English is the most widely used language in the history of our planet. One in every 7 humans can speak it. More than half of the world’s books and 3 quarters of international mail is in English. Of all the languages,it has the largest vocabulary – perhaps as many as 2 MILLION words. Nonetheless, let’s face it – English is a crazy language. There is no egg in eggplant nor ham in hamburger; neither apple nor pine in pineapple. English muffins weren’t invented in England or French fries in France. Sweetmeats are candies while sweetbreads, which aren’t sweet, are meat.

We take English for granted. But if we explore its paradoxes, we find that quicksand can work slowly, boxing rings are square and a guinea pig is neither from Guinea nor is it a pig.

And why is it that writers write but fingers don’t fing, grocers don’t groce and hammers don’t ham? If the plural of tooth is teeth, why isn’t the plural of booth beeth? One goose, 2 geese. So one moose, 2 meese? One index, 2 indices?

Doesn’t it seem crazy that you can make amends but not one amend, that you comb thru annals of history but not a single annal? If you have a bunch of odds and ends and get rid of all but one of them, what do you call it?

If teachers taught, why didn’t preacher praught? If a vegetarian eats vegetables, what does a humanitarian eat? If you wrote a letter, perhaps you bote your tongue?

Sometimes I think all the English speakers should be committed to an asylum for the verbally insane. In what language do people recite at a play and play at a recital? Ship by truck and send cargo by ship? Have noses that run and feet that smell?
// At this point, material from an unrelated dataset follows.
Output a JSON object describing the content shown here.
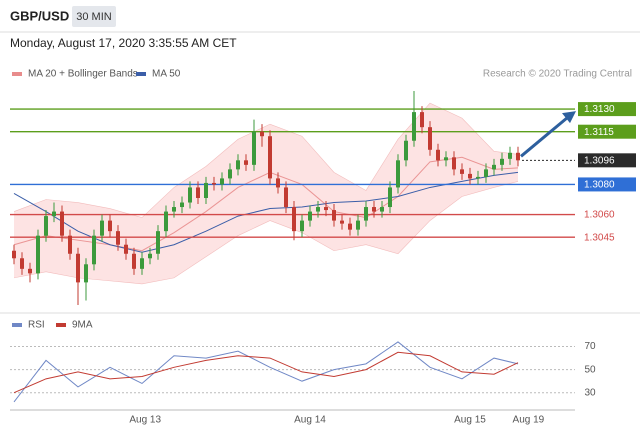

How can a slim chance and a fat chance be the same, while a wise man and wise guy are opposites? How can overlook and oversee be opposites, while quite a lot and quite a few are alike? How can the weather be hot as hell one day and cold as hell another?

Have you noticed that we talk about certain things only when they are absent? Have you ever seen a horseful carriage or a strapful gown? Met a sung hero or experienced requited love? Have you ever run into someone who was combobulated, gruntled, ruly or peccable? And where are all those people who ARE spring chickens or who would ACTUALLY hurt a fly?

You have to marvel at the unique lunacy of a language in which your house can burn up as it burns down, in which you fill in a form by filling it out and in which an alarm clock goes off by going on.

English was invented by people, not computers, and it reflects the creativity of the human race (which, of course, isn’t a race at all). That is why, when the stars are out, they are visible, but when the lights are out, they are invisible. And why, when I wind up my watch, I start it, but when I wind up this essay, I end it.